Inflammatory cytokines, such as interleukin-6 (IL-6) and IL-11, activate the signal transducer and activator of transcription 3 (STAT3), which drives the gene transcription of cellular processes attributed as hallmarks of cancer. High levels of these cytokines, in combination with driver mutations, facilitate tumour growth and progression in preclinical models of colon cancer. Previous studies in our laboratory identified bazedoxifene (BZA), currently approved for the treatment of osteoporosis, as a small molecule inhibitor of GP130 (the receptor common to the IL-6 family of cytokines), selectively suppressing IL-6 and IL-11 signalling to reduce colon and gastric cancer growth in vivo (Thilakasiri et al. EMBO Mol Med 2019).
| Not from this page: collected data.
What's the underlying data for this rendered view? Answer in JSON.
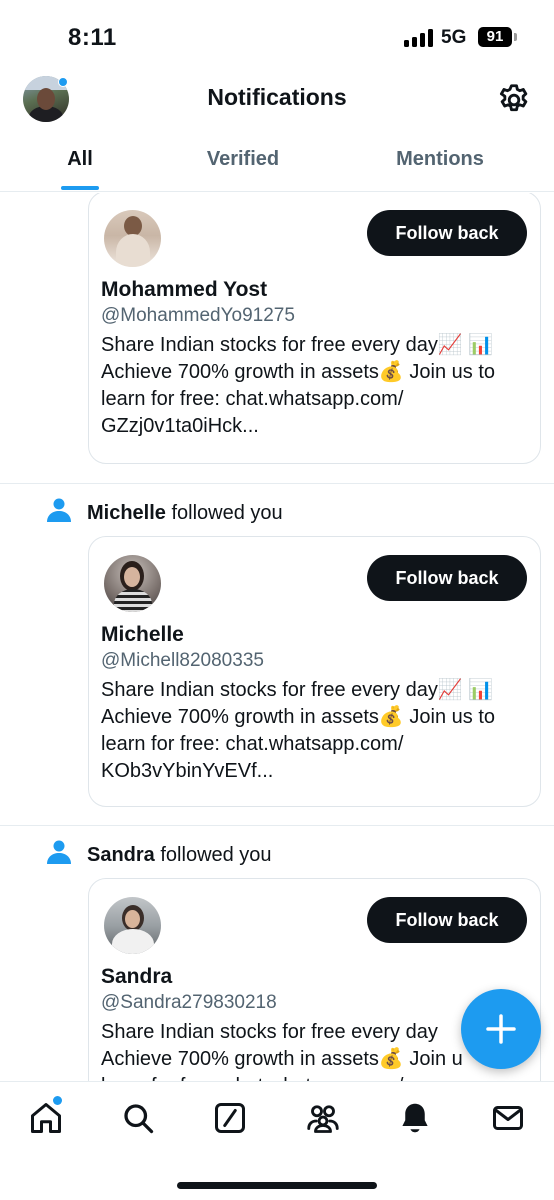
{
  "status_bar": {
    "time": "8:11",
    "network": "5G",
    "battery": "91"
  },
  "header": {
    "title": "Notifications"
  },
  "tabs": [
    {
      "label": "All",
      "active": true
    },
    {
      "label": "Verified",
      "active": false
    },
    {
      "label": "Mentions",
      "active": false
    }
  ],
  "notifications": [
    {
      "follower_name": "",
      "action_text": "",
      "card": {
        "name": "Mohammed Yost",
        "handle": "@MohammedYo91275",
        "bio_lines": [
          "Share Indian stocks for free every day📈 📊",
          "Achieve 700% growth in assets💰 Join us to",
          "learn for free: chat.whatsapp.com/",
          "GZzj0v1ta0iHck..."
        ],
        "button_label": "Follow back"
      }
    },
    {
      "follower_name": "Michelle",
      "action_text": "followed you",
      "card": {
        "name": "Michelle",
        "handle": "@Michell82080335",
        "bio_lines": [
          "Share Indian stocks for free every day📈 📊",
          "Achieve 700% growth in assets💰 Join us to",
          "learn for free: chat.whatsapp.com/",
          "KOb3vYbinYvEVf..."
        ],
        "button_label": "Follow back"
      }
    },
    {
      "follower_name": "Sandra",
      "action_text": "followed you",
      "card": {
        "name": "Sandra",
        "handle": "@Sandra279830218",
        "bio_lines": [
          "Share Indian stocks for free every day",
          "Achieve 700% growth in assets💰 Join u",
          "learn for free: chat.whatsapp.com/"
        ],
        "button_label": "Follow back"
      }
    }
  ],
  "colors": {
    "accent": "#1d9bf0",
    "text_primary": "#0f1419",
    "text_secondary": "#536471",
    "button_bg": "#0f1419"
  },
  "icons": {
    "settings": "gear-icon",
    "compose": "plus-icon",
    "nav": [
      "home-icon",
      "search-icon",
      "grok-icon",
      "communities-icon",
      "bell-icon",
      "mail-icon"
    ]
  }
}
The aim of this study is to determine the key cellular mechanisms influenced by GP130 inhibition to mediate anti-tumour effects in colon cancer cells. Additionally, we assessed the combined effects of BZA with standard of care chemotherapy drugs on cell proliferation and apoptosis. Using LIM2405 and HT29 colon cancer cells, the combined effect of BZA, fluorouracil and oxaliplatin on inducing apoptosis in colon cancer cells was analysed using flow cytometry and confirmed using Western blotting and DIC microscopy. The effects of BZA was further analysed on HT29 xenograft growth and metastasis in vivo. Levels of STAT3 activation in response to IL-11/STAT3 signalling was characterised by Western blotting.
Our results demonstrated that combination treatment with BZA, fluorouracil and oxaliplatin significantly increased apoptosis in LIM2405 cells and BZA significantly induced apoptosis in HT29 cells. Our data showed that BZA inhibited GP-130 dependent STAT3 activity in human colon cancer cell line LIM2405 and HT29. BZA treatment sensitized cells to chemotherapy leading to increased apoptosis. BZA treatment also reduced both primary and metastatic burden in vivo demonstrating that gp130 mediated STAT3 inhibition is an attractive target for the treatment of early stage and advanced stage colon cancer.